Colloquium: Prof. Dominique Foray
Wednesday, Nov 24, 2021, at 12.15 - 13.30
Room RZ F 21 or Online, Zoom | Sign up here
The economics of incomplete plan: on conditions, procedures and design of mission-oriented innovation policies
The buzzword in industrial policy and innovation policy circles is mission-oriented innovation policy (MOIP) – which means a policy to encourage innovation intended to accomplish a certain mission – whether it be a societal challenge (climate change, global health) or an industrial policy issue (sectoral transition or modernisation, establishment of a new industry). This new category results from what seems a priori to be just a simple qualifying extension of mission-oriented policies (MOPs) – very much in vogue in the 70’s and 80’s and used particularly in sectors like space and defence.
However, this ‘simple’ qualifying extension does in fact cause a significant discontinuity that merits reflection. A category that was relatively coherent - MOPs as allocation and coordination mechanisms of public resources enabling the attainment of a purely technological objective, decided by a State and executed by a small number of public agencies and firms – has been made into an oxymoron by adding the word “innovation”! More precisely, the oxymoron is the result of the clash between the terms mission and innovation.

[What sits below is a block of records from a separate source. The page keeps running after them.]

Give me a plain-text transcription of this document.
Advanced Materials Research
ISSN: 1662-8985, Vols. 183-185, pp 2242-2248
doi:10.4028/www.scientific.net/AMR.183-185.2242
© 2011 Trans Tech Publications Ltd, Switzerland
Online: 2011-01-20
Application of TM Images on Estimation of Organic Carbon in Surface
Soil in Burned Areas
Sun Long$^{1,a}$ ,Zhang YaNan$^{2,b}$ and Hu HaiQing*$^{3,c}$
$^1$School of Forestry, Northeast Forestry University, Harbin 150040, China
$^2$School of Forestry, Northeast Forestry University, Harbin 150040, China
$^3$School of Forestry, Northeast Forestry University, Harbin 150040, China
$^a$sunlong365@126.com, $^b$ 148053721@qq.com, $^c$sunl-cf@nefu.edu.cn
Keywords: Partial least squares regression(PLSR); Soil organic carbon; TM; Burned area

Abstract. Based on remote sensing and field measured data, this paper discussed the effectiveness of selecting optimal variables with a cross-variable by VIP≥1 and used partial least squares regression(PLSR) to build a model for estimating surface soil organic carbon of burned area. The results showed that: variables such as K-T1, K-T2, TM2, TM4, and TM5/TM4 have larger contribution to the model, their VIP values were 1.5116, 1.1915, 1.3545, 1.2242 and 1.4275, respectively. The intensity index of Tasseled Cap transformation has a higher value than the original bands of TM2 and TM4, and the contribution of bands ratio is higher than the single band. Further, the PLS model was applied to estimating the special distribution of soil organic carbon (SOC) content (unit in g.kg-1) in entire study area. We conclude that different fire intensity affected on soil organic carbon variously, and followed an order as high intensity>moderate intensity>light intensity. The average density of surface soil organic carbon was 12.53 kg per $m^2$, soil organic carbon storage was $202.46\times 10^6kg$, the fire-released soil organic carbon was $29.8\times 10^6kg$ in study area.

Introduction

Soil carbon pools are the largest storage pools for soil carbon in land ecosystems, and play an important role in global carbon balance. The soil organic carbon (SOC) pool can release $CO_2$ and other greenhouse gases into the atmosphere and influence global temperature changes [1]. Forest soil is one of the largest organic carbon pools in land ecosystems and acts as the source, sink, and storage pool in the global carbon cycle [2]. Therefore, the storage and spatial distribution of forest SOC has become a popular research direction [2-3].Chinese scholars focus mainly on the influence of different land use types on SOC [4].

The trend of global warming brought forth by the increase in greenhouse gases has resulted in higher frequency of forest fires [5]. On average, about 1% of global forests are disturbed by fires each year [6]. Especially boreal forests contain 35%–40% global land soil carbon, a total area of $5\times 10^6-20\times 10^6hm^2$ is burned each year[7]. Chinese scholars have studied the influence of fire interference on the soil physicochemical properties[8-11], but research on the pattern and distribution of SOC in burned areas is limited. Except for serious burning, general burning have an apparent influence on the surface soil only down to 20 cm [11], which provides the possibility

While a mission imposes a discipline and centralised priorities and decisions, innovation on the other hand can’t be planned. Innovation is so uncertain that no plan will ever enable it to be tamed. There is thus a tension between faire (doing or deciding on a direction) and laissez-faire (innovating), between a planning logic and a freedom to experiment logic.
This tension implies thus advancing our knowledge about MOIP design. In any case of MOIP, the policy design cannot elude the confrontation between the mission logic and the innovation logic. For this confrontation between the two logics to be productive and successful, it must be considered as being inevitable and the appropriate policy design to transcend it must be determined. To do this, I will propose the concept of incomplete plan. Our MOIP approach is thus marked by a high level of intentionality and strategic focus. But, it is also characterised by a high level of discovery and initiative by the actors of the innovation process. It is this combination of two policy logics – a planning logic and a discovery logic – that constitutes its trademark. Some concrete applications will be presented.
About Prof. Dr. Dominique Foray
Dominique Foray is a full professor at the EPF Lausanne, where he heads the Chair of Economics and Management of Innovation. His research focuses on the microeconomics of innovation, of knowledge and of related institutions. He joined the National Center for Scientific Research CNRS (Lyon), was a professor at the Ecole Centrale de Paris, research director at CNRS and principal analyst at the OECD.
Between 2007 and 2010, he chaired the European Commission’s Knowledge for Growth expert group, and since then has widely contributed to the development of the EU smart specialisation policy concept, of which he is the author. Between 2012 and 2015, he was the foreign member of the German Expert Commission on Research and Innovation (EFI), which advises the German Federal Chancellery directly, and has served on the Expert Group for the first Swiss National Report on Research and Innovation.
Dominique Foray has been a member of the Swiss Science Council since 2016. Also, he currently chairs the KOF Advisory Board.